This is the less is more approach.

Essentially by putting yourself in a situation that seems more romantic by nature without actually showing you and the other person.

Because what we found is generally speaking, our minds are our own worst enemies. This applies more to my clients who are just heartbroken and desperate to get their exes back but it also applies to your ex, her wondering if you’re with some other woman.

That is going to be even more complicated if she can’t confirm if you’ve got another woman.

And what the cool part is, I get to see both sides of the coin, right? So I work with both men and women. And I can tell you, women are overly obsessive about this if you do it correctly. But that’s the less is more approach on social media.

You can post pictures. What’s the less is more approach on text messaging?

Now, this is a really interesting thing. Ultimately, you’re going to have to use the elude strategy, essentially alluding or putting yourself in a romantic environment when you’re talking to your ex-girlfriend and mentioning that you’re in the romantic environment with a friend. You don’t tell her what gender the friend is. You see if she’s willing to fish. We’ve actually seen this work extremely well for some of our clients on the Ex Recovery Program Facebook group.

If you don’t know, we have a flagship program, there’s no pressure whatsoever, I usually never even talk about it on the podcast, but anyone who buys access to this entry level $47 product, this digital product gets access to our private Facebook support group, which I believe actually, I’m recording now and I can give you exact numbers so I don’t have to beat around the bush. I believe right now the Ex Recovery Program has about, it looks like 4,175 members, all men and women, there’s 24 people waiting to join the group.

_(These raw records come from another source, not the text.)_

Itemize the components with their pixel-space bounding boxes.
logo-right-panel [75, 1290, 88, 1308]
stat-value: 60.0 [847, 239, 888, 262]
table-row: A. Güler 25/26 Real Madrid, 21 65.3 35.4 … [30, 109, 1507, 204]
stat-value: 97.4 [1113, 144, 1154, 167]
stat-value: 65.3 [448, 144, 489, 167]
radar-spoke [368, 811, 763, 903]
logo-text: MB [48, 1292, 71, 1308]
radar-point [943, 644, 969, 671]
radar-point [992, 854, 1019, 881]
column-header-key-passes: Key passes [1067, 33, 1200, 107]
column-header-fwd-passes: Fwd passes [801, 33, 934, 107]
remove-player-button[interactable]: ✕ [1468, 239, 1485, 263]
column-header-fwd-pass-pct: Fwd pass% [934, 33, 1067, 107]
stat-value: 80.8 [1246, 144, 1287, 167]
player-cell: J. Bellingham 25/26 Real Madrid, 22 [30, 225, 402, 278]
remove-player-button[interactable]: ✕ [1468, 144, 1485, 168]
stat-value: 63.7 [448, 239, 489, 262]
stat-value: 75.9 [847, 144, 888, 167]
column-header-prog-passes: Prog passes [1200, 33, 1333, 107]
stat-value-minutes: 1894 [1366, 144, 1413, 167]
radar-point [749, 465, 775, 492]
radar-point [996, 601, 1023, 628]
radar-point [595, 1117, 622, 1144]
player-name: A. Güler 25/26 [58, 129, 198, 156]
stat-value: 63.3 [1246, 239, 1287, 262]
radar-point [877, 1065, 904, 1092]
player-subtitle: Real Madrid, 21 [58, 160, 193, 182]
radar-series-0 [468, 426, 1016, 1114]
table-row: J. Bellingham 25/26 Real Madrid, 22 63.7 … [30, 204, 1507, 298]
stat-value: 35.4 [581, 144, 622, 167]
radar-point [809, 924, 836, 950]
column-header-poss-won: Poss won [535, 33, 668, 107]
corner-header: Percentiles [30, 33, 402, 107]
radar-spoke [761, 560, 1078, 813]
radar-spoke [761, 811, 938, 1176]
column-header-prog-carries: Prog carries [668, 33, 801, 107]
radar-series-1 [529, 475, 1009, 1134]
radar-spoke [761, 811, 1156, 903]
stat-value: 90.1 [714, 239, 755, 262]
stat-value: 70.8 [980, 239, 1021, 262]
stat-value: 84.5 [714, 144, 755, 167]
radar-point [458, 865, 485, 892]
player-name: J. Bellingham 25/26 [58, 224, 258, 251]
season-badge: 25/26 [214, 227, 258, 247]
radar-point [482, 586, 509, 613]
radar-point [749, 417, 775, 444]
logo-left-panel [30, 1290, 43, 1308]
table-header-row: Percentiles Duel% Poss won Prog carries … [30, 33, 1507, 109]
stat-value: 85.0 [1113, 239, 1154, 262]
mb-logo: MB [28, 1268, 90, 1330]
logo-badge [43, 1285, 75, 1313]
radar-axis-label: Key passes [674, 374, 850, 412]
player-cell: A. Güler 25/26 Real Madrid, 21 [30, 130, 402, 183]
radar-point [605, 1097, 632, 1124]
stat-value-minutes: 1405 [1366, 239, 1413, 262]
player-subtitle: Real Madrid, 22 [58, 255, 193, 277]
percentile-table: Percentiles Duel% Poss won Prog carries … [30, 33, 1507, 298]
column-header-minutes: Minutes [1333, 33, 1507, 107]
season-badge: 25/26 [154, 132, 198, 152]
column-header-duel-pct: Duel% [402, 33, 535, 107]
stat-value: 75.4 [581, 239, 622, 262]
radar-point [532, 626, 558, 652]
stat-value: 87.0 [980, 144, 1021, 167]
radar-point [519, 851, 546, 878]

So it looks like I need to accept some people, but here’s the point. Last week, there was a girl who literally tried the less is more jealousy sort of texts with her ex and her ex literally came back and the first question was, “Is your friend a guy?” Implying that he’s very interested if she was on a date with someone else.

So the best way to approach this is, if you’re texting your ex pretty consistently, and then maybe you stop texting your ex for a two hour window and text her back after that two hour window and basically say, “Hey, sorry. I was out at a movie with a friend.”

That’s a good example of a less is more approach because you never imply if the friend was a guy friend or just a friend that you’re taking out on a date and you just kind of give her enough rope to kind of come to the conclusions on her own. And that’s how we typically approach jealousy, which is a little different because a lot of guys or a lot of other gurus, I guess would say, “Yeah, yeah. Get the hottest girl at the bar, take a picture with the hottest girl in the bar.” That can work sometimes, but more often than not, we find the less is more approach works better.